Secure in his unfathomable intellect, the boy skipped off, book rapping in hand.
Take that, rewind it back
Harry Potter got the brain to make your
Booty go (slap).
Belatedly Harry began to pay attention to where he was (as did the author…). He kept skipping, glancing around left and right at the woods around him. The woods were thick, not only with trees, but with shadows. Harry tried not to stop skipping, even though some shadows seemed to be following him, stealthily slipping between the trees.
His skip had stopped, though not completely. Every few steps he would give a half-hearted, limping, alone little half-skip. He frequently looked over his shoulder. Maybe he was hallucinating, but the shadows still seemed to follow him.
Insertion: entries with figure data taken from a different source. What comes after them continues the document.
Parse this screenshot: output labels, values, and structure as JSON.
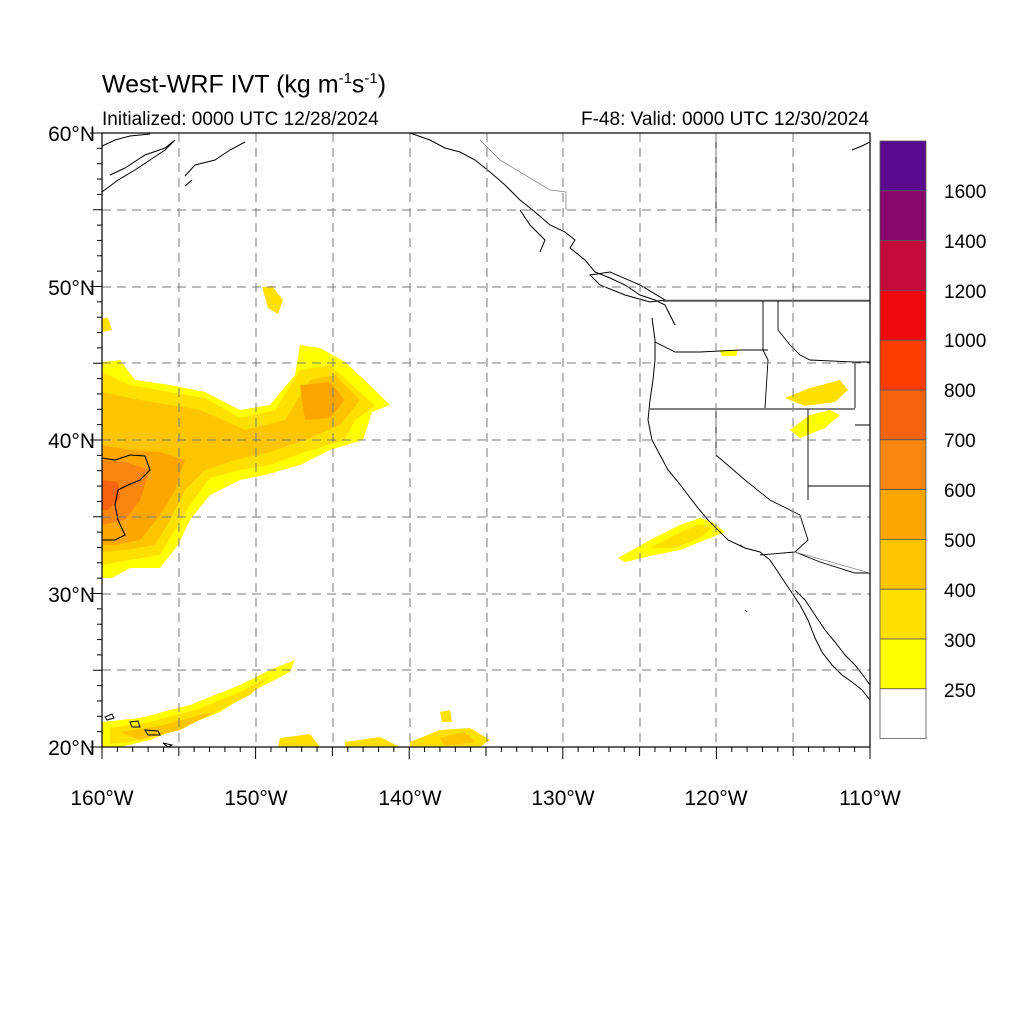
{
  "header": {
    "title_main": "West-WRF IVT (kg m",
    "title_exp1": "-1",
    "title_mid": "s",
    "title_exp2": "-1",
    "title_end": ")",
    "initialized": "Initialized: 0000 UTC 12/28/2024",
    "valid": "F-48: Valid: 0000 UTC 12/30/2024"
  },
  "axes": {
    "lat_labels": [
      "60°N",
      "50°N",
      "40°N",
      "30°N",
      "20°N"
    ],
    "lon_labels": [
      "160°W",
      "150°W",
      "140°W",
      "130°W",
      "120°W",
      "110°W"
    ],
    "lat_range": [
      20,
      60
    ],
    "lon_range": [
      -160,
      -110
    ]
  },
  "colorbar": {
    "labels": [
      "1600",
      "1400",
      "1200",
      "1000",
      "800",
      "700",
      "600",
      "500",
      "400",
      "300",
      "250"
    ],
    "colors": [
      "#5a0a8c",
      "#86066e",
      "#c20a3c",
      "#ee0a0a",
      "#fd3d00",
      "#f66410",
      "#f9860f",
      "#fea600",
      "#fdc400",
      "#fee000",
      "#ffff00",
      "#ffffff"
    ]
  }
}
Hey Potta', it's that fear
That makes you skip papa
Get out your wand and
Make some light, Potta'
"I would, but more underage magic and being released from the laws that apply to every other wizard in our world would really make me realize that I can't take care of myself, and that in the end, it's always my friends or teachers that save my famous arse. I'd rather deny that."
Harry continued his funny half-hearted skip, now genuinely scared.
"Hey, look- over there, in the distance- is that a light?"
Harry squinted, (not that this helped at all) and he became sure that there was indeed a light far off.
He took a look around. The shadows seemed to have disappeared for a moment. Maybe they were all a dream. Ooo. Fun. He liked dreams. They had people screaming.
As Harry approached, book in arm, he found the light to be a fire. Two people were standing near it. Harry came within one hundred feet of it, and stopped short. Now there was only one person at the fire, the other seeming to have disappeared, and Harry nearly gasped dramatically with recognition. It was Bellatrix Lestrange.
He prepared to turn around and half-heartedly skip in the opposite direction when a hand grabbed his shoulder.
"Were we going somewhere, Mr. Potter?"
Harry flinched as the voice whispered into his ear and blond hair flowed over his shoulder, then smiled cheerfully. "Well, actually, I was trying to esca-"
"You remember me, don't you, Harry? I believe my son is in your class…"
Harry didn't hesitate, he was well prepared for cliché conversations, "Yes, I remember you, Mr. Malfoy. I had no idea how free you were. It's sad that Tom has no one better than you to do his dirty work. Oh, and how's the family?"
"Aah…Voldemort could not be here tonight. He had…"
Harry took a moment to stash his book in his sweatshirt (which matched his pajama bottoms, thank you very much) as Lucius chose his words and led Harry to the fire.
"He had…other plans. He'll be absolutely delighted to meet you soon. You'll have to stay here tonight, I'm afraid."
Harry and Mr. Malfoy reached the fire. He hadn't bothered to try to run away. He knew he wouldn't get far. He was a good wizard, but he knew he wasn't good enough to take on two death eaters in the middle of an unknown forest. Especially, especially, if he didn't want to rip his pajamies. He doubted many girls liked the gangster look. And even if they did, he reckoned the pooh bear print didn't help much.